Disk Storage Capacity – Where will we be in 2025?!

Spencer Dauphin Backup, Managed IT Support Services

We all like BIGGER!

Amazing the rate of disk storage capacity changes isn’t it. Everyone loves greater capacity, right?  Yeah of course we do, it means that we can get more stuff onto our gadgets. The same mindset is apparent in the Enterprise as well. We are seeing an abundance of high capacity disk systems growing at an exponential rate.

There has been a significant shift in the Enterprise Storage market in the last few years with some new vendors coming to market with an ever decreasing cost per TB.  These days a pattern is emerging that disk just needs to be disk. The software layer above it will do all the funky stuff – backup, archiving, snapshot, replication etc.

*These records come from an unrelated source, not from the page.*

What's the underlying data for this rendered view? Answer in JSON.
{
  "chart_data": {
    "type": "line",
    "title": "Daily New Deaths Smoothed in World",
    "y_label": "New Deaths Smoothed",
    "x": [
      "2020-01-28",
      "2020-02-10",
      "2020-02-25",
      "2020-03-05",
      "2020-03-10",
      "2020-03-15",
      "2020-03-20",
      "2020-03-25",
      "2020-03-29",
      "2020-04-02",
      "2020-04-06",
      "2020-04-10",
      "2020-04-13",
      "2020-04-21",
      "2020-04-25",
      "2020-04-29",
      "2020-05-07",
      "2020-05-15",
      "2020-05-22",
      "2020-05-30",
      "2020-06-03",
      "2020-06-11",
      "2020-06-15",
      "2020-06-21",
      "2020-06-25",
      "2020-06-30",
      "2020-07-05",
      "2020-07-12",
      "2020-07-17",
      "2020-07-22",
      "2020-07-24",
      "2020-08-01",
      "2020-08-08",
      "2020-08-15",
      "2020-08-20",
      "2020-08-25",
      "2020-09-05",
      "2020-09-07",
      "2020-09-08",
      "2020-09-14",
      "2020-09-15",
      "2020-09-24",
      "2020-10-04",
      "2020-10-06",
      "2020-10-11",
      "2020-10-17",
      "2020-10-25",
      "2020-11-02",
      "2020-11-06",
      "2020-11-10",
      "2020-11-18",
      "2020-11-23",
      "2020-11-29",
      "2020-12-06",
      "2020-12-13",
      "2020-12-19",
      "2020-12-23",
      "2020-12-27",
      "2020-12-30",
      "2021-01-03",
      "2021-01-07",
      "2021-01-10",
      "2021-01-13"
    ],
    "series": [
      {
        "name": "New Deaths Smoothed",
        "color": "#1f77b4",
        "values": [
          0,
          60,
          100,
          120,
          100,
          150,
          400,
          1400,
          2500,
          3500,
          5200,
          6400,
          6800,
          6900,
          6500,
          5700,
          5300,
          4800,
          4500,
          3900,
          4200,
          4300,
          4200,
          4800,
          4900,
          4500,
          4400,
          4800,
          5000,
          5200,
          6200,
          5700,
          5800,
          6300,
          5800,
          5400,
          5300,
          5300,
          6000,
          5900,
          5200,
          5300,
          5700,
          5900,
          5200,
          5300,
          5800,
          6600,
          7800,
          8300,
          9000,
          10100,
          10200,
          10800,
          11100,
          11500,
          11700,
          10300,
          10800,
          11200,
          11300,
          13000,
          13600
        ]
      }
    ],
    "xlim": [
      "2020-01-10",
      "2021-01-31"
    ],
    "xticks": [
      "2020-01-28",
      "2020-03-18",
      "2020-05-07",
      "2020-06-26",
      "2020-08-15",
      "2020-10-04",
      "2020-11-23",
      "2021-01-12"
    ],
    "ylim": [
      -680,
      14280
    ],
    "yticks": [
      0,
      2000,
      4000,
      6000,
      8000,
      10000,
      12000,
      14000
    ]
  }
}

Whether this be VMware or a third party, the tide is turning as storage vendors do not seem to be able to keep their software developed at a rate as to which the market demands.

Disk Storage Capacity

Consumer Synergies

Going back to my situation then, personally (as a consumer), I have a number of backup and cloud solutions for my important data.  Dropbox, OneDrive, Evernote a few USB drives kicking around and a few others depending on which day of the week and what promotion coupon I have managed to pick up.  I have noticed that ultimately I have an abundance of duplications across my datasets.  In a nutshell I have a lot of crap!  As to what extent this is – I have no idea. Organisations share synergies with us, as consumers, although there are some distinct differences.

Companies still need to build strategy around their data and retention.  Data and object count has a significant impact on disk storage sub systems, backup, replication, DR and compliance.  All these impact the way the business runs on its infrastructure. The image in the blog post is prevalent. Although the cost of storage is generally getting cheaper, this maintains the attitude of allowing users to dump data freely.

The Risk

We do it in the consumer world and it sure happens in business as well.  To have to sanitise this data is not a job for the faint-hearted system Admin.  The object count in some situations is just too ridiculous.  Also, the fear of delete or enforcing retention on this data is just too high. Disk is getting cheaper and, in conjunction with, the fear of deleting any data means that the “bucket of crap” is just getting bigger and bigger.

There will become a tipping point whereby the object count of unstructured and untapped dark data will mean that a certain amount of risk will appear for a business.  As a System Admin, it is your job to find out what your data is doing – to ascertain mitigating any risk and allowing for the greatest efficiencies within your storage estate.